Having identified that industrial change may benefit some employers, we need to make the point that changing industrial classification does not necessarily require a business to transform its public image, largely a function of the business's name and reputation. For example, absent a sign post change or significant building renovation, the public will generally view a motel that shifts its primary industrial classification to coin-operated laundry facilities (based on revenue) as a motel. The prevalence with which firms that shift industries also make changes in their corporate name could be the subject of a future study.

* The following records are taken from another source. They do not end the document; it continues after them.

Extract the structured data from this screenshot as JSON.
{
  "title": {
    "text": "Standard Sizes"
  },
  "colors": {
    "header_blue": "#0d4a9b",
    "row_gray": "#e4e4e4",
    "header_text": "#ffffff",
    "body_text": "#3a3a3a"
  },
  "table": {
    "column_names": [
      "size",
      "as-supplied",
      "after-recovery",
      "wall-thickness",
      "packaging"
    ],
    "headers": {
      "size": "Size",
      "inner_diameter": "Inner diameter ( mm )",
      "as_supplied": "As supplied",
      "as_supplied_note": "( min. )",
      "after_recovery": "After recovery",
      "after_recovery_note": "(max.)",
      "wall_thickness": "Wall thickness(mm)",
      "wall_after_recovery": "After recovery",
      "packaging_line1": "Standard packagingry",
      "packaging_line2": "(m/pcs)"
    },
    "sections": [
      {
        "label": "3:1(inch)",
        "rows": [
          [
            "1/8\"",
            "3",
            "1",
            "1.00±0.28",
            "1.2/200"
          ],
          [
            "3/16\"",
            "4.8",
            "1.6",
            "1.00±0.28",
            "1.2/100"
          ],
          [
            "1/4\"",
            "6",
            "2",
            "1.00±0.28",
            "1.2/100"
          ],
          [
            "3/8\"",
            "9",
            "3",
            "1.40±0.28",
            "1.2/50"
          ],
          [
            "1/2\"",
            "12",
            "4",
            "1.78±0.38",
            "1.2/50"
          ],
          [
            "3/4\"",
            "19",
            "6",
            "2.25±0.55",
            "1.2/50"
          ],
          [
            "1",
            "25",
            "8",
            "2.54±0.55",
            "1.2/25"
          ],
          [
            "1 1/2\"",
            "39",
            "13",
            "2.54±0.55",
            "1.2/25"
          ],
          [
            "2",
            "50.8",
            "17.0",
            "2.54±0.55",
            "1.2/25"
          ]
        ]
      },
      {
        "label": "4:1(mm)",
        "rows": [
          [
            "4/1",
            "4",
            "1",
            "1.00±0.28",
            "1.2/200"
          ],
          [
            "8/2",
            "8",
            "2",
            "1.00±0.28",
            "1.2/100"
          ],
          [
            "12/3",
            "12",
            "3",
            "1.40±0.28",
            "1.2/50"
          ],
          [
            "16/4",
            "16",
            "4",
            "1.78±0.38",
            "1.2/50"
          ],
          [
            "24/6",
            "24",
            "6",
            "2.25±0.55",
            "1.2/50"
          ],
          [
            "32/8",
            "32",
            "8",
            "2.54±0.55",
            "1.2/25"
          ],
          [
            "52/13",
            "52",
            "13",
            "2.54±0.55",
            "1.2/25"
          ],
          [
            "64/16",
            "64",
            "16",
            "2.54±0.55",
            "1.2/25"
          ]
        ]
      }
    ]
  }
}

This analysis does not offer a definitive snapshot of employer resiliency. The components of business survival are too numerous and complex to take up in this short report. Faced with market change, though, industrial shifting offers employers another survival strategy that should not be feared and might provide a substantial benefit. More detailed analysis of firm behavior using industrial classification systems--additionally, employee adaptive behaviors and career paths using occupational classifications--have the potential to identify winning strategic models for employer (and individual) success. Patterns of industrial shifting or occupational pairings may provide economic developers, career counselors, employers and employees a better understanding of how to weather changing economic winds and realize success.

1 Xiaohong (Sherry) Yu, "Update: New Business Formation in Wyoming," Wyoming Labor Force Trends, January 1999.

2 Brett Judd, "The Wyoming Wage Record Classification System," Wyoming Labor Force Trends, March 1998.

3 Krista R. Shinkle, "Wyoming-Attached Workers: Living and Working in Wyoming," Wyoming Labor Force Trends, April 1999.

4 Julia I. Lane, Alan G. Isaac, and David W. Stevens, "Firm Heterogeneity and Worker Turnover," Journal of Economic Literature, February 1996, [Abstract].

5 Mike Evans, "Job Turnover and Hire Rates in Wyoming," Wyoming Labor Force Trends, June 1999.

6 Tony Glover and Richard Peters, "Instability Index as a Measure of Labor Market Activity," Wyoming Labor Force Trends, March 2000.

7 Refiling: each year Research & Planning randomly surveys one-third of all firms. Employers are asked whether or not their primary business function has changed. If it has, they are coded into their new industrial classification.

8 More than half of the 2,435 industrial shifts recorded for the period 1989-1997 occurred in three years, 1990-1992. The concentrated reporting of industrial change during that period reflects a combination of factors. First, the 1987 revised edition of the Standard Industrial Classification Manual was implemented, reclassifying a significant number of industries. Secondly, during this period the Department of Employment initiated new automated systems for conducting employer refiling, boosting responses. Thirdly, the refiling process moved from surveying one-third of the ten major industrial divisions each year (i.e., Mining, Construction and Services one year; Government, Agriculture and Manufacturing the next year) to surveying annually one-third of all Wyoming employers (representing all major industries).

9 Xiaohong (Sherry) Yu, "Update: New Business Formation in Wyoming," Wyoming Labor Force Trends, January 1999.

10 NEC = Not Elsewhere Classified within Standard Industrial Classification Manual. Full citation: Executive Office of the President. Office of Management and Budget. Standard Industrial Classification Manual, 1987.